The narrative has some interesting moments in the first hour, but the actual story unravels only towards the second half. The first half, frankly, only sets things up for the explosive drama that is to follow. The wheels start moving when Ajay plays a vicious game and hatches a conspiracy to ruin his buddy's career.
It's the second hour that does the trick. You can't help but carry several sequences in your heart, even after you've made an exit from the auditorium...

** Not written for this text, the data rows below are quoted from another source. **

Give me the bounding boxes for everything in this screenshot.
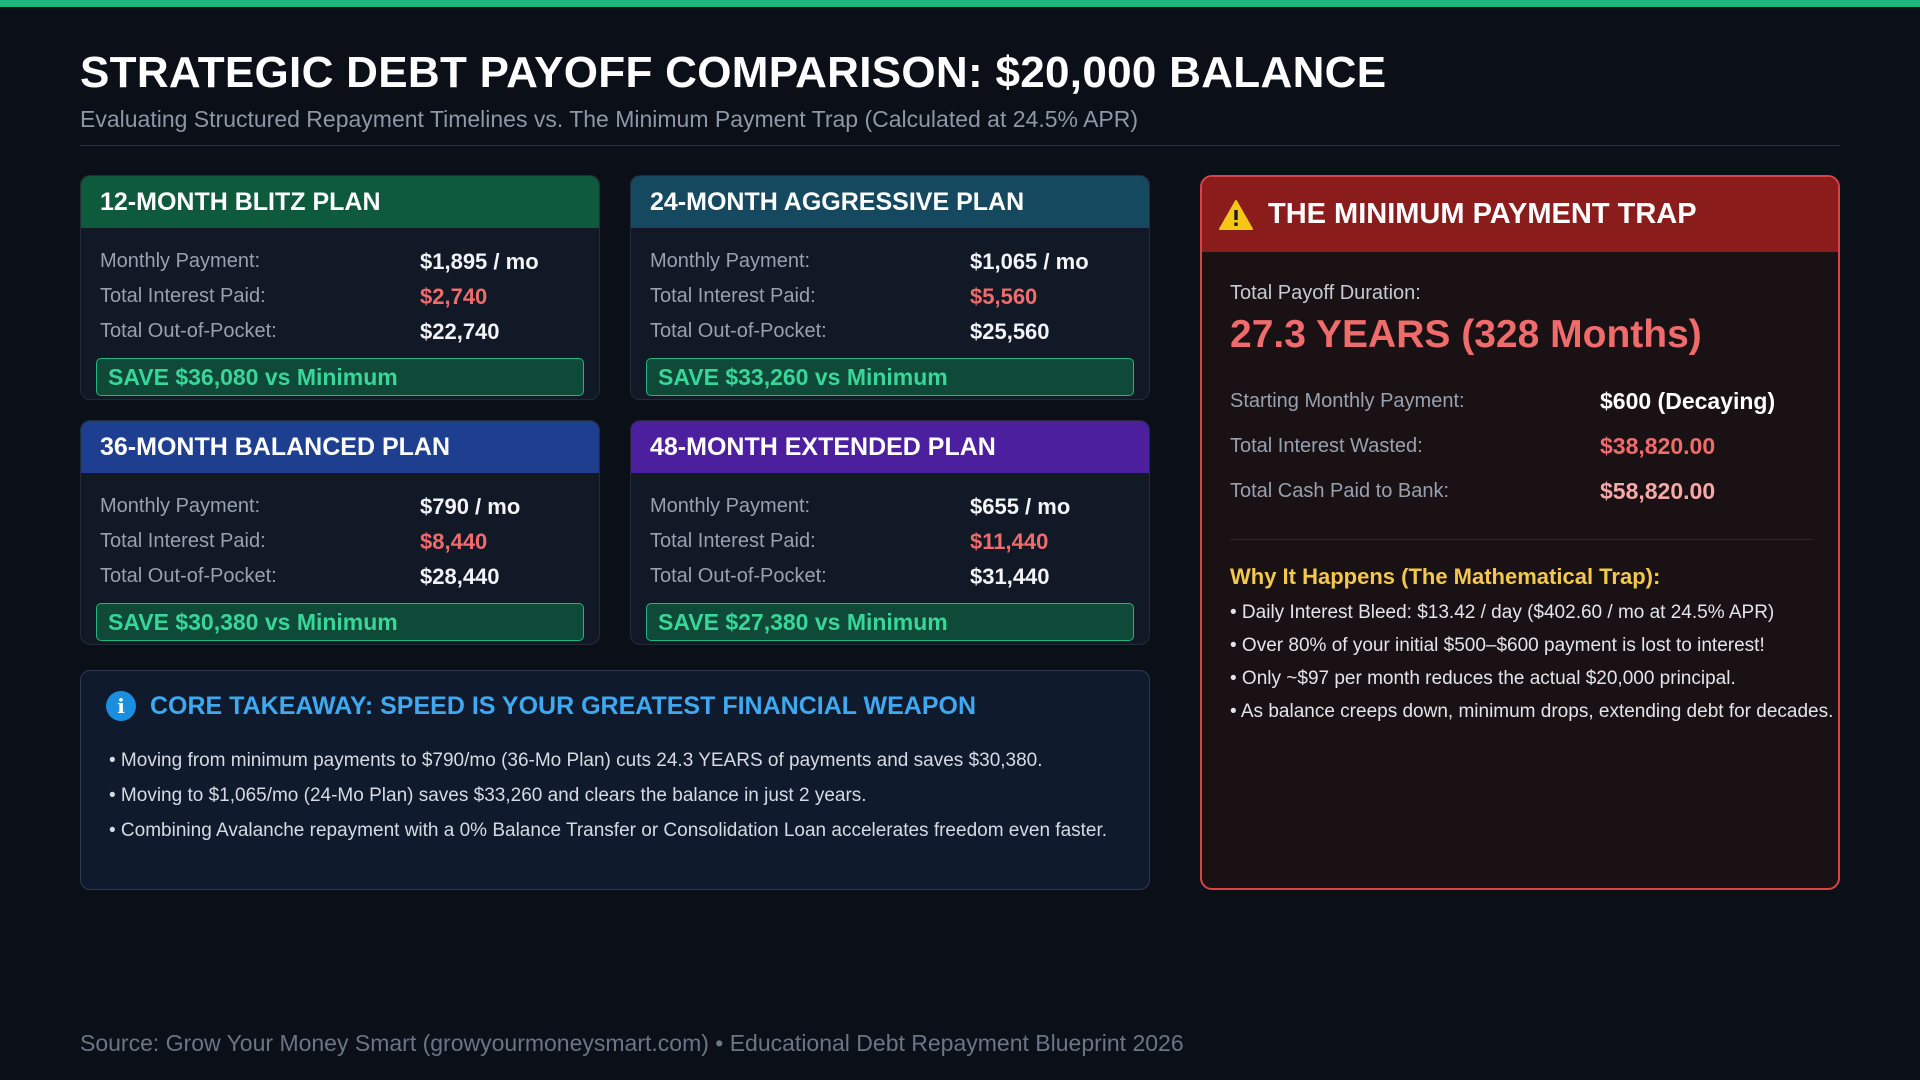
info-icon: i [106,691,136,721]
list-item: • Daily Interest Bleed: $13.42 / day ($4… [1230,602,1775,623]
monthly-payment-value: $655 / mo [970,493,1071,519]
cash-paid-row: Total Cash Paid to Bank: $58,820.00 [1230,469,1810,514]
total-interest-value: $5,560 [970,283,1038,309]
row-label: Total Interest Paid: [100,285,266,307]
total-out-of-pocket-row: Total Out-of-Pocket: $31,440 [650,559,1130,594]
plan-header: 48-MONTH EXTENDED PLAN [631,421,1149,473]
row-label: Monthly Payment: [650,495,811,517]
monthly-payment-value: $790 / mo [420,493,521,519]
total-out-of-pocket-value: $22,740 [420,318,500,344]
plan-header: 12-MONTH BLITZ PLAN [81,176,599,228]
plan-card-48-month: 48-MONTH EXTENDED PLAN Monthly Payment: $… [630,420,1150,645]
list-item: • Moving from minimum payments to $790/m… [109,750,1043,771]
row-value: $600 (Decaying) [1600,388,1776,414]
total-interest-row: Total Interest Paid: $2,740 [100,279,580,314]
source-footer: Source: Grow Your Money Smart (growyourm… [80,1030,1184,1056]
page-title: STRATEGIC DEBT PAYOFF COMPARISON: $20,00… [80,48,1387,97]
total-interest-value: $8,440 [420,528,488,554]
minimum-payment-trap-panel: THE MINIMUM PAYMENT TRAP Total Payoff Du… [1200,175,1840,890]
savings-badge: SAVE $27,380 vs Minimum [646,603,1134,641]
duration-label: Total Payoff Duration: [1230,282,1421,304]
row-label: Monthly Payment: [100,250,261,272]
trap-header: THE MINIMUM PAYMENT TRAP [1202,177,1838,252]
starting-payment-row: Starting Monthly Payment: $600 (Decaying) [1230,379,1810,424]
row-label: Total Interest Paid: [100,530,266,552]
total-interest-row: Total Interest Paid: $8,440 [100,524,580,559]
why-title: Why It Happens (The Mathematical Trap): [1230,564,1661,589]
monthly-payment-value: $1,065 / mo [970,248,1089,274]
header-divider [80,145,1840,146]
interest-wasted-row: Total Interest Wasted: $38,820.00 [1230,424,1810,469]
plan-header: 36-MONTH BALANCED PLAN [81,421,599,473]
total-out-of-pocket-row: Total Out-of-Pocket: $28,440 [100,559,580,594]
top-accent-bar [0,0,1920,7]
total-interest-row: Total Interest Paid: $11,440 [650,524,1130,559]
page-subtitle: Evaluating Structured Repayment Timeline… [80,106,1139,132]
list-item: • As balance creeps down, minimum drops,… [1230,701,1834,722]
plan-title: 36-MONTH BALANCED PLAN [100,432,450,461]
monthly-payment-row: Monthly Payment: $1,895 / mo [100,244,580,279]
list-item: • Combining Avalanche repayment with a 0… [109,820,1108,841]
trap-title: THE MINIMUM PAYMENT TRAP [1268,198,1697,230]
list-item: • Only ~$97 per month reduces the actual… [1230,668,1736,689]
list-item: • Moving to $1,065/mo (24-Mo Plan) saves… [109,785,867,806]
total-out-of-pocket-value: $28,440 [420,563,500,589]
savings-badge: SAVE $30,380 vs Minimum [96,603,584,641]
row-label: Starting Monthly Payment: [1230,390,1465,412]
plan-title: 48-MONTH EXTENDED PLAN [650,432,996,461]
row-label: Total Interest Wasted: [1230,435,1423,457]
plan-title: 24-MONTH AGGRESSIVE PLAN [650,187,1025,216]
row-label: Total Out-of-Pocket: [100,320,277,342]
total-interest-value: $11,440 [970,528,1049,554]
why-list: • Daily Interest Bleed: $13.42 / day ($4… [1230,596,1834,728]
plan-card-12-month: 12-MONTH BLITZ PLAN Monthly Payment: $1,8… [80,175,600,400]
trap-divider [1230,539,1812,540]
savings-badge: SAVE $33,260 vs Minimum [646,358,1134,396]
plan-card-24-month: 24-MONTH AGGRESSIVE PLAN Monthly Payment… [630,175,1150,400]
row-label: Total Out-of-Pocket: [650,565,827,587]
monthly-payment-row: Monthly Payment: $655 / mo [650,489,1130,524]
core-takeaway-panel: i CORE TAKEAWAY: SPEED IS YOUR GREATEST … [80,670,1150,890]
takeaway-title: CORE TAKEAWAY: SPEED IS YOUR GREATEST FI… [150,691,977,720]
takeaway-list: • Moving from minimum payments to $790/m… [109,743,1149,848]
duration-value: 27.3 YEARS (328 Months) [1230,313,1702,356]
monthly-payment-row: Monthly Payment: $790 / mo [100,489,580,524]
total-out-of-pocket-row: Total Out-of-Pocket: $22,740 [100,314,580,349]
monthly-payment-value: $1,895 / mo [420,248,539,274]
plan-card-36-month: 36-MONTH BALANCED PLAN Monthly Payment: $… [80,420,600,645]
total-out-of-pocket-row: Total Out-of-Pocket: $25,560 [650,314,1130,349]
total-out-of-pocket-value: $31,440 [970,563,1050,589]
row-label: Monthly Payment: [650,250,811,272]
row-value: $38,820.00 [1600,433,1716,459]
row-label: Monthly Payment: [100,495,261,517]
list-item: • Over 80% of your initial $500–$600 pay… [1230,635,1765,656]
monthly-payment-row: Monthly Payment: $1,065 / mo [650,244,1130,279]
plan-header: 24-MONTH AGGRESSIVE PLAN [631,176,1149,228]
row-label: Total Out-of-Pocket: [100,565,277,587]
row-label: Total Interest Paid: [650,530,816,552]
plan-title: 12-MONTH BLITZ PLAN [100,187,381,216]
total-interest-value: $2,740 [420,283,488,309]
warning-icon [1219,199,1253,230]
total-out-of-pocket-value: $25,560 [970,318,1050,344]
row-label: Total Interest Paid: [650,285,816,307]
row-label: Total Cash Paid to Bank: [1230,480,1450,502]
row-label: Total Out-of-Pocket: [650,320,827,342]
savings-badge: SAVE $36,080 vs Minimum [96,358,584,396]
row-value: $58,820.00 [1600,478,1716,504]
total-interest-row: Total Interest Paid: $5,560 [650,279,1130,314]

* Note the scene when Salman makes four different tunes from the original tune created by Ajay.
* Note the scene when Ajay meets an inebriated Salman and professes revenge, while Salman is completely clueless about Ajay's sinister plans.
* Note the scene when the band arrives in London after a 3-city concert and they're received by aggressive mediapersons.
But there're roadblocks too. Shankar-Ehsaan-Loy's music is a downer. London Dreams is about a rock band, about music, about concerts and the music had to be the soul of the film. Unfortunately, it's not! The songs have been filmed in the most energetic fashion, but how one wishes its music was one of the strengths of the film.
Also, the film could've concluded when the two friends re-unite at the station. Adding one more song thereafter only dilutes the impact of the emotionally correct sequence that has just been witnessed. Besides, the song in question hasn't been promoted either, so it only comes across as an aberration.
Prior to that, Ajay's outburst at the end of the concert is far from convincing. The film has a real feel, real characters and real situations, but the outburst looks unreal and is one of the drawbacks, from the writing point of view. It's just not convincing!
Besides, Ajay's childhood character is shown fleeing from the airport and making it big in a foreign land [London], without any support whatsoever. It's unpalatable! Vipul Shah has handled this intricate subject well, but the writing could've been tighter. Sejal Shah's cinematography is super. Brownie points for capturing the concerts brilliantly. Salim-Sulaiman's background score matches international standards.
Both Salman and Ajay vie for top honours. Salman has a role that the junta would take to instantly and the actor too endears himself to the viewers. He's stupendous. When it comes to displaying intensity on screen, very few can live up to the standards set by Ajay. To state that he packs in a power-packed performance would be an understatement. They, in fact, compliment each other wonderfully well.
Asin is admirable and pairs off very well with Salman. She is sure to have a new name after this film - Chennai Express [that's how Salman addresses her affectionately, all through the film]. Om Puri has a brief role. Aditya Roy Kapur is very good and registers an impact. Rannvijay Singh doesn't get much to do, except throw nasty looks at Salman. Manoj Pahwa provides some funny moments. Brinda Parekh is okay.
On the whole, London Dreams has superb performances from its principal cast and several emotionally-charged sequences as its two trump cards. But its biggest drawback is its climax and also the music, which is the weakest link of the movie. At the box-office, the film should appeal more to the multiplex audience than the masses. Business at big centres, especially at metros, should be better, but mini-metros and towns will be a contrast.